Updated on June 04, 2022

Comments

Admin almost 2 years

I'm extending the functionality of a semaphore. I ran into a roadblock when I realized I don't know the implementation of an actual semaphore and to make sure my code ran correctly, I needed to know this.

I know a semaphore works by blocking threads that are waiting on it when they call sem_wait() and another thread currently has it locked. The thread is then blocked and then put into a wait list for that semaphore.

My question relates to what happens on a sem_post(). Is the next thread pulled off the waiting list, set as the locking thread, and allowed to be unblocked? Or is the scheme for posting completely different?

Thanks!
Admin about 15 years

Right, but is it possible to know exactly how the waiting queue works for a semaphore when only 1 thread is allowed to pass at a time?
Ben S about 15 years

Semaphores do not make any guarantee of order. They don't have to actually use a queue or other FIFO structure. When only one thread is allowed at a time, when it calls V(), another (possibly random) thread will then return from its P() call and continue.
dmckee --- ex-moderator kitten about 15 years

@Ben S: Why don't you promote that comment to part of you answer?
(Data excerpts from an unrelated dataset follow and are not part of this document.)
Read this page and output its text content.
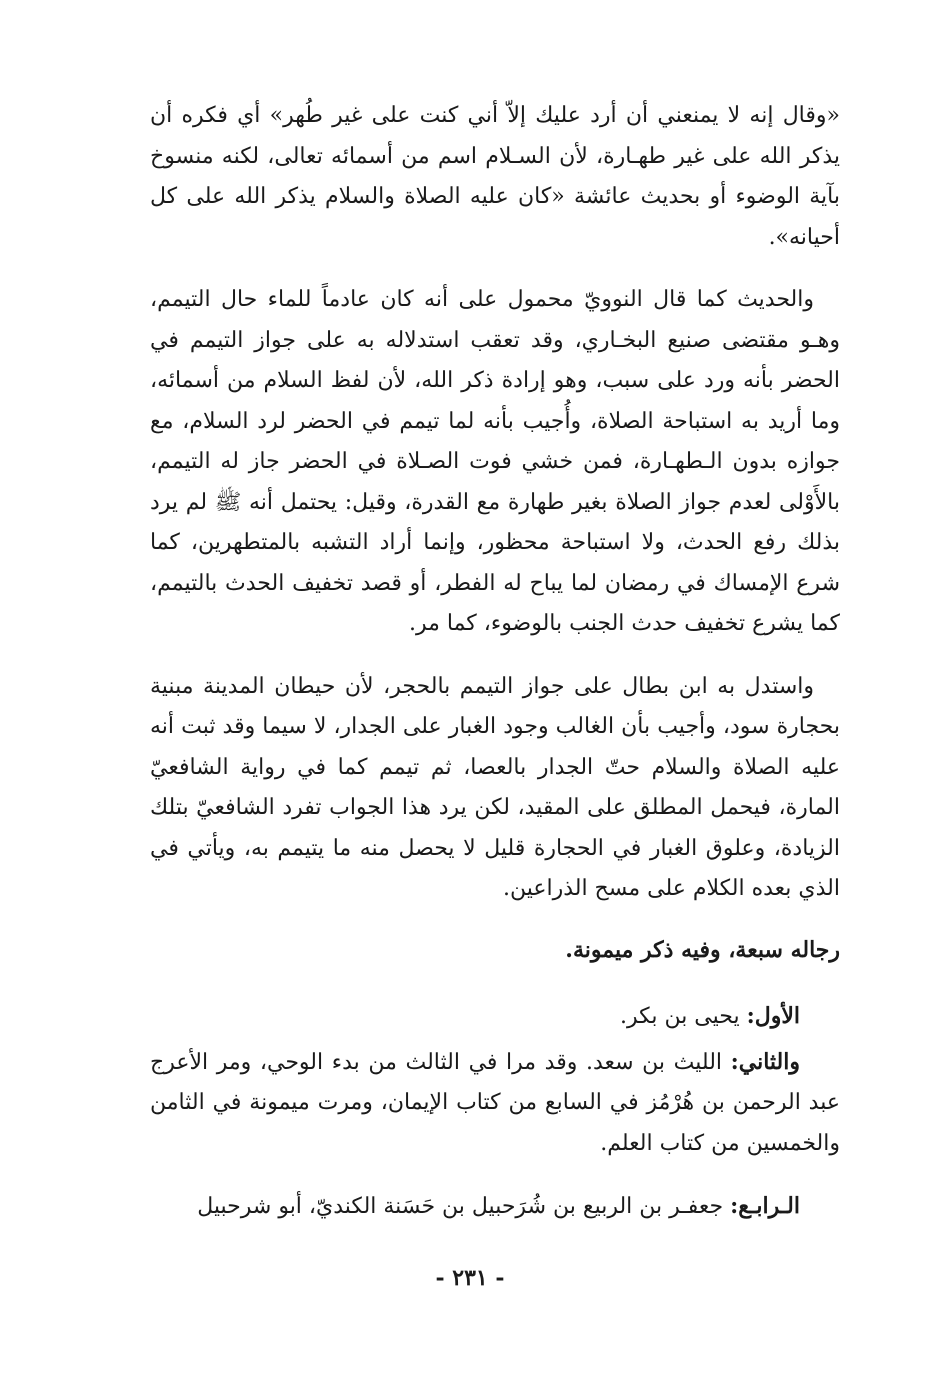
«وقال إنه لا يمنعني أن أرد عليك إلاّ أني كنت على غير طُهر» أي فكره أن يذكر الله على غير طهـارة، لأن السـلام اسم من أسمائه تعالى، لكنه منسوخ بآية الوضوء أو بحديث عائشة «كان عليه الصلاة والسلام يذكر الله على كل أحيانه».

والحديث كما قال النوويّ محمول على أنه كان عادماً للماء حال التيمم، وهـو مقتضى صنيع البخـاري، وقد تعقب استدلاله به على جواز التيمم في الحضر بأنه ورد على سبب، وهو إرادة ذكر الله، لأن لفظ السلام من أسمائه، وما أريد به استباحة الصلاة، وأُجيب بأنه لما تيمم في الحضر لرد السلام، مع جوازه بدون الـطهـارة، فمن خشي فوت الصـلاة في الحضر جاز له التيمم، بالأَوْلى لعدم جواز الصلاة بغير طهارة مع القدرة، وقيل: يحتمل أنه ﷺ لم يرد بذلك رفع الحدث، ولا استباحة محظور، وإنما أراد التشبه بالمتطهرين، كما شرع الإمساك في رمضان لما يباح له الفطر، أو قصد تخفيف الحدث بالتيمم، كما يشرع تخفيف حدث الجنب بالوضوء، كما مر.

واستدل به ابن بطال على جواز التيمم بالحجر، لأن حيطان المدينة مبنية بحجارة سود، وأجيب بأن الغالب وجود الغبار على الجدار، لا سيما وقد ثبت أنه عليه الصلاة والسلام حتّ الجدار بالعصا، ثم تيمم كما في رواية الشافعيّ المارة، فيحمل المطلق على المقيد، لكن يرد هذا الجواب تفرد الشافعيّ بتلك الزيادة، وعلوق الغبار في الحجارة قليل لا يحصل منه ما يتيمم به، ويأتي في الذي بعده الكلام على مسح الذراعين.

رجاله سبعة، وفيه ذكر ميمونة.

الأول: يحيى بن بكر.

والثاني: الليث بن سعد. وقد مرا في الثالث من بدء الوحي، ومر الأعرج عبد الرحمن بن هُرْمُز في السابع من كتاب الإيمان، ومرت ميمونة في الثامن والخمسين من كتاب العلم.

الـرابـع: جعفـر بن الربيع بن شُرَحبيل بن حَسَنة الكنديّ، أبو شرحبيل

- ٢٣١ -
I think it is what heluimwhippet was after in the first place, and it is well stated.
Soner from The Ottoman Empire over 6 years

Semaphores do not make any guarantee of order. +1
stackoverflower almost 5 years

Hi, how about this post rfc1149.net/blog/2011/01/07/the-third-readers-writers-proble‌m when author uses lines like P(orderMutex); // Remember our order of arrival and this Wikipedia article en.wikipedia.org/wiki/… where wrote "signal: Increments the value of semaphore variable by 1. After the increment, if the pre-increment value was negative (meaning there are processes waiting for a resource), it transfers a blocked process from the semaphore's waiting queue to the ready queue" ?